Singapore was and is a very trendy jurisdiction, and of course, the traditional USA, also depending from state to state, with the leading state, the Delaware jurisdiction. In the years that followed Walker’s findings, more states came into play in direct competition with Delaware, such as Nevada and others. Traditional offshore jurisdictions such as Nevis, the British Virgin Islands, Belize, Bermuda, Bahamas, Panama, and Cyprus are still in use today with excellent incorporation services. It also developed banking systems, in most cases, political stability and secrecy, even if they occasionally exist within EU legislation. In many of these cases, secrecy can also be achieved through the use of fiduciaries.
A fiduciary is a person or organization who acts on behalf of another person or persons. According to the official definition, they put their client’s interests ahead of their own, with a duty to maintain good faith and trust. Being a fiduciary entails being legally and ethically obligated to act in the best interests of the other. It means that during the incorporation process, a fiduciary will act as if he is the owner or beneficial owner of a company and will assume legal responsibilities even for the sake of ownership to protect the actual customer with the appropriate monetary gain.
Such services raise the cost of maintaining a corporation in such jurisdictions, but they help anyone who needs to conceal the company’s ownership from legal scrutiny. We can also see from our own experience that two major types of jurisdictions have become popular in recent years: former Soviet democracies and Oceania. Georgia, for example, has received a lot of attention in recent years, as has Estonia and its digitized environment and digital citizenship, and of course, New Zealand, which, as a former Crown subject, has inherited the UK structures and expanded its business-friendly environment.

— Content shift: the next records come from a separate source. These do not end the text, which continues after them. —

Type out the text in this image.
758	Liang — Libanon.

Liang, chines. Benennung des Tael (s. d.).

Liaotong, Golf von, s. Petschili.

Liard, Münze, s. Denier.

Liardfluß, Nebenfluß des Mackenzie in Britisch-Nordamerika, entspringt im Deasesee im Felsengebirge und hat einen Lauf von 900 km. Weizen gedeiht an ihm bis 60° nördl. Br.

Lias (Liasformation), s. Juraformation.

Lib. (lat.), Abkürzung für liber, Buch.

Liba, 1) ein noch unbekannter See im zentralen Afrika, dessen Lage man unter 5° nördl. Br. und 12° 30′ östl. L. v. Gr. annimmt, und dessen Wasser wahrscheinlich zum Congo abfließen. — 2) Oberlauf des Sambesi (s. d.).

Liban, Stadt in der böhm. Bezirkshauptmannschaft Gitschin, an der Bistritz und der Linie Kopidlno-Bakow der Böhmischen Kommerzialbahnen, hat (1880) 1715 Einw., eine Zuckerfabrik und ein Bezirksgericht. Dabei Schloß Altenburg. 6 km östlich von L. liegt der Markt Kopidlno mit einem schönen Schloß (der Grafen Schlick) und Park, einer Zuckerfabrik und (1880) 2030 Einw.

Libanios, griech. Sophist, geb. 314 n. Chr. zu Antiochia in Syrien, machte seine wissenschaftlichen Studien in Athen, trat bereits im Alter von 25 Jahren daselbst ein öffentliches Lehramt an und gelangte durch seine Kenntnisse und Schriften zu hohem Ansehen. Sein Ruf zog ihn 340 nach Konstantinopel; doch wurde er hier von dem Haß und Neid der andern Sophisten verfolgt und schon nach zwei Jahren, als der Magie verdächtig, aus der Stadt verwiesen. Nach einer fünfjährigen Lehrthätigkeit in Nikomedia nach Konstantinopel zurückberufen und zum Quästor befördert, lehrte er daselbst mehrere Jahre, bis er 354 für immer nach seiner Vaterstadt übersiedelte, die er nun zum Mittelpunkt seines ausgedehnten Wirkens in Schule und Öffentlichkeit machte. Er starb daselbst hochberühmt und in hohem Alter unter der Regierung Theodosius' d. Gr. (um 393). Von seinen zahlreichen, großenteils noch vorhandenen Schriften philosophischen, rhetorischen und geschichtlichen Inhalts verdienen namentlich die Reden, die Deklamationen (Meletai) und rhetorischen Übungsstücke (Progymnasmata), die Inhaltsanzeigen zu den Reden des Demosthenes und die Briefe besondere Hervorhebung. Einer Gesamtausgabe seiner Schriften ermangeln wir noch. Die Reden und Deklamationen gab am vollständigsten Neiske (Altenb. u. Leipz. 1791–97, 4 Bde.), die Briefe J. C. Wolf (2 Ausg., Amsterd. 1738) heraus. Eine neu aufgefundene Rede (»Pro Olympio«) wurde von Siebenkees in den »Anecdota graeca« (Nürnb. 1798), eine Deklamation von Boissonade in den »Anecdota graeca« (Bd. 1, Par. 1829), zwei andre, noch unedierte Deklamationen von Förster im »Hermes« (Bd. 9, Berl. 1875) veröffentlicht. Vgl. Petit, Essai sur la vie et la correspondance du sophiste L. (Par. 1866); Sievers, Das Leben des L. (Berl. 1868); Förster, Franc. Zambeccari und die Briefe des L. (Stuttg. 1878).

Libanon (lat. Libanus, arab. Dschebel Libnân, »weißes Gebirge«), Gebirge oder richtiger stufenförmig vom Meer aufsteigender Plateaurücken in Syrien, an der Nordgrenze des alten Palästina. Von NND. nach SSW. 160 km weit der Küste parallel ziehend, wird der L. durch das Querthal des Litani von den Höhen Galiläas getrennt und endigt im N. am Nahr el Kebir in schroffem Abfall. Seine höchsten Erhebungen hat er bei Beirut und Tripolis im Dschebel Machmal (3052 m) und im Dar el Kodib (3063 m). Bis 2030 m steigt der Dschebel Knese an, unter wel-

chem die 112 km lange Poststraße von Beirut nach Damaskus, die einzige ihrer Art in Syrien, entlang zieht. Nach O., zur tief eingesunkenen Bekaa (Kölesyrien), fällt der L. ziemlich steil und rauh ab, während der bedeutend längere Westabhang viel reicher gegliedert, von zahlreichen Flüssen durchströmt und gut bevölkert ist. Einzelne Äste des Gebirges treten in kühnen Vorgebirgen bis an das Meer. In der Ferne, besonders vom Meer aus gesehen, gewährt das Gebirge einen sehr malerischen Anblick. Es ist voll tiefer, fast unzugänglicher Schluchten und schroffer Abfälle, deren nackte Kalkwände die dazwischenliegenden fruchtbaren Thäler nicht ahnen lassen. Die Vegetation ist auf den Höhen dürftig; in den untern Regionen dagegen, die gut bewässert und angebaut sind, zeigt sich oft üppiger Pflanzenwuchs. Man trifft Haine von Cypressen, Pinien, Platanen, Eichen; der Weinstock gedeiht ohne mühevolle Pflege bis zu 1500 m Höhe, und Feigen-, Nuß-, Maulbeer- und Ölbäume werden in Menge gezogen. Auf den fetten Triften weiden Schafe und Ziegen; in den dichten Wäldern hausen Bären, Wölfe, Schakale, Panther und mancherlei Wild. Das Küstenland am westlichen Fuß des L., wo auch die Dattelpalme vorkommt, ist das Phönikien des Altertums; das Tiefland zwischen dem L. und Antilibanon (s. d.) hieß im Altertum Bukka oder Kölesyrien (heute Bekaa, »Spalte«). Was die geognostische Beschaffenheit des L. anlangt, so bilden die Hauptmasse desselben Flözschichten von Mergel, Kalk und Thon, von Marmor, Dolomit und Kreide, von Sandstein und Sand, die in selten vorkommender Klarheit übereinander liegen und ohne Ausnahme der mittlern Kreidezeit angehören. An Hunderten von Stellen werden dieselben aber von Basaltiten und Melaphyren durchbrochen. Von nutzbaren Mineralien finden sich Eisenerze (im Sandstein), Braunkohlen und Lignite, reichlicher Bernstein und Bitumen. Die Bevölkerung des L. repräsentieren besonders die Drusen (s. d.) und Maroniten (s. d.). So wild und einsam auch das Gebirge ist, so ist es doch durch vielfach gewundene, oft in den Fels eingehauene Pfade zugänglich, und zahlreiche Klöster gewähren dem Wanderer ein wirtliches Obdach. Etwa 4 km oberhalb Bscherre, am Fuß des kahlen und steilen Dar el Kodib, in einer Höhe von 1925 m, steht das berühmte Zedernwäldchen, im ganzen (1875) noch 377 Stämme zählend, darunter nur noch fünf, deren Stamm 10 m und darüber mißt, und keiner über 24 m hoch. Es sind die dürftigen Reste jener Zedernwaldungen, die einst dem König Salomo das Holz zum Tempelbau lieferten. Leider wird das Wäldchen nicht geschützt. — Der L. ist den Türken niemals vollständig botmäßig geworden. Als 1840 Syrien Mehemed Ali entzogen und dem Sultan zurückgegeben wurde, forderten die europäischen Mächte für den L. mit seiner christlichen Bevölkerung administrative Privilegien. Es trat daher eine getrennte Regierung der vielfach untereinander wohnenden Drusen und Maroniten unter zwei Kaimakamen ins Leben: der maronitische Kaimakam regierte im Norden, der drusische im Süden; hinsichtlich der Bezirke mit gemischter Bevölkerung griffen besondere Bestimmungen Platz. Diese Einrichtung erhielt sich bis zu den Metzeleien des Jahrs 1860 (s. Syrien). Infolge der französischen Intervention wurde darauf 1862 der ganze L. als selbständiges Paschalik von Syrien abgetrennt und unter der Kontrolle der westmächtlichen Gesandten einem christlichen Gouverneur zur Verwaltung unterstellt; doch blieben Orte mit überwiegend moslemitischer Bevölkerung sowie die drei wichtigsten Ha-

The majority of what is possible has been described in the preceding cases. International initiatives and stringent legislation are in place to provide participants with the tools they need to determine whether a company is legitimately used or is acting as a vehicle for tax avoidance, sanctions avoidance, or other purposes. The final factor is human investigative skills, knowledge of specific regimes, and the method for determining the actual owners of an entity. This work must be done with due diligence to identify an entity’s ownership.
In addition, there is the actual business that is done. In many cases, the transactions or actions of the company will provide clues to dig deeper, as not all legislation is a straight jacket for all cases. Everything may appear in order at times, but transactional methods provide the necessary indications for further investigation.
Nonetheless, banks will always be at the center of the storm, whether it is identified at the outset or during operations and business relationships. Whatever the case, the only requirement is to do what is necessary to find the required information and act on it. If not uncovered, identify the loopholes and tricks to patch our systems so they cannot be exploited the next time we encounter a shell company or a similar structure.
Errors are unavoidable, and most people who require these structures pay large sums of money to be advised by the best and stay ahead of the curve. Criminals will always be one step ahead of the capabilities of law enforcement, which cannot be avoided.